Prisca Thévenot à Pascal Praud : “Ne m’invitez pas pour me couper la parole toutes les 2 minutes !”

Le paysage médiatique français est habitué aux joutes verbales, mais l’échange qui s’est déroulé récemment entre la députée Prisca Thévenot et l’animateur Pascal Praud sur le plateau de CNews a atteint un sommet de tension. Au cœur de la discorde : le procès des assistants parlementaires du Rassemblement National (RN) et la menace d’inéligibilité qui pèse sur Marine Le Pen. Ce qui devait être un débat d’idées s’est transformé en une véritable confrontation sur la légitimité de la justice, la souveraineté du peuple et la cohérence politique.

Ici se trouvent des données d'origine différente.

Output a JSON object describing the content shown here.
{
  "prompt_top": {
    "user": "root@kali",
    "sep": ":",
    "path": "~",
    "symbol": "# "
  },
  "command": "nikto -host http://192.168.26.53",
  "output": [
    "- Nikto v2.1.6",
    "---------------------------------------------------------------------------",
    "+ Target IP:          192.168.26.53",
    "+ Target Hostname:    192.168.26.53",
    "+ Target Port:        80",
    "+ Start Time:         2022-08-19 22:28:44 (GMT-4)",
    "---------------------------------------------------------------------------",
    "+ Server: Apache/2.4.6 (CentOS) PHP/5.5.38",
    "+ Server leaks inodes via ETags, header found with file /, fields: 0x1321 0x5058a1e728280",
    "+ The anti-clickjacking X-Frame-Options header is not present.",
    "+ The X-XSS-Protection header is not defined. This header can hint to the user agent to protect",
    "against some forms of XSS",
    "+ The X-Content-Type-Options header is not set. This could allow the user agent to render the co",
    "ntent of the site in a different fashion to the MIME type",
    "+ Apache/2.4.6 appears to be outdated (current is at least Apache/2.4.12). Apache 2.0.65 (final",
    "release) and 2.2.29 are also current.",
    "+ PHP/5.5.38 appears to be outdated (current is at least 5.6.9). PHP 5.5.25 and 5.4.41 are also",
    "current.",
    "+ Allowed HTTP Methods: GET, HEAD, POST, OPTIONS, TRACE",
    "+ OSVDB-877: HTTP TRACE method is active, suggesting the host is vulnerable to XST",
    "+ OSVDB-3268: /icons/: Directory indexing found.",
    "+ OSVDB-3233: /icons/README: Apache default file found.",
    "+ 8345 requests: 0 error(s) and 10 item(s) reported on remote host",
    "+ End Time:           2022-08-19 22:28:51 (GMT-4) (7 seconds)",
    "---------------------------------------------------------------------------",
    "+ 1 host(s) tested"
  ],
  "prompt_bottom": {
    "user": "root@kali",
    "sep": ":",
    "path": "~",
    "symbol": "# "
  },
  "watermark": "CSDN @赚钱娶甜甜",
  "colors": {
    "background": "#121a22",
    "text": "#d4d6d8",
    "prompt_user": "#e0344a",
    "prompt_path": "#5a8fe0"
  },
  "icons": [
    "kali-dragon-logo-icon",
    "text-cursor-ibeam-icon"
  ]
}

Un duel de convictions sous haute tension

Dès les premières minutes, le ton est donné. Pascal Praud, fidèle à son style incisif, interpelle Prisca Thévenot sur les parallèles qu’elle aurait pu faire entre les contestations du RN et l’assaut du Capitole. La réponse de la députée “Ensemble pour la République” ne se fait pas attendre : elle exige le respect de sa parole et refuse qu’on lui prête des intentions qu’elle n’a pas exprimées. “Ne me prêtez pas des paroles que je n’ai pas dites,” lance-t-elle, marquant ainsi son territoire face à un animateur visiblement décidé à la bousculer.

Le débat glisse rapidement sur le fond de l’affaire : le détournement présumé de plus de 4 millions d’euros sur une période de 12 ans via un système “extrêmement sophistiqué”. Pour Prisca Thévenot, l’enjeu n’est pas de voler “une pomme ou une orange”, mais bien de répondre d’actes graves devant la justice. Elle martèle que personne n’a forcé Marine Le Pen à mettre en place un tel système, et que la justice doit suivre son cours de manière indépendante.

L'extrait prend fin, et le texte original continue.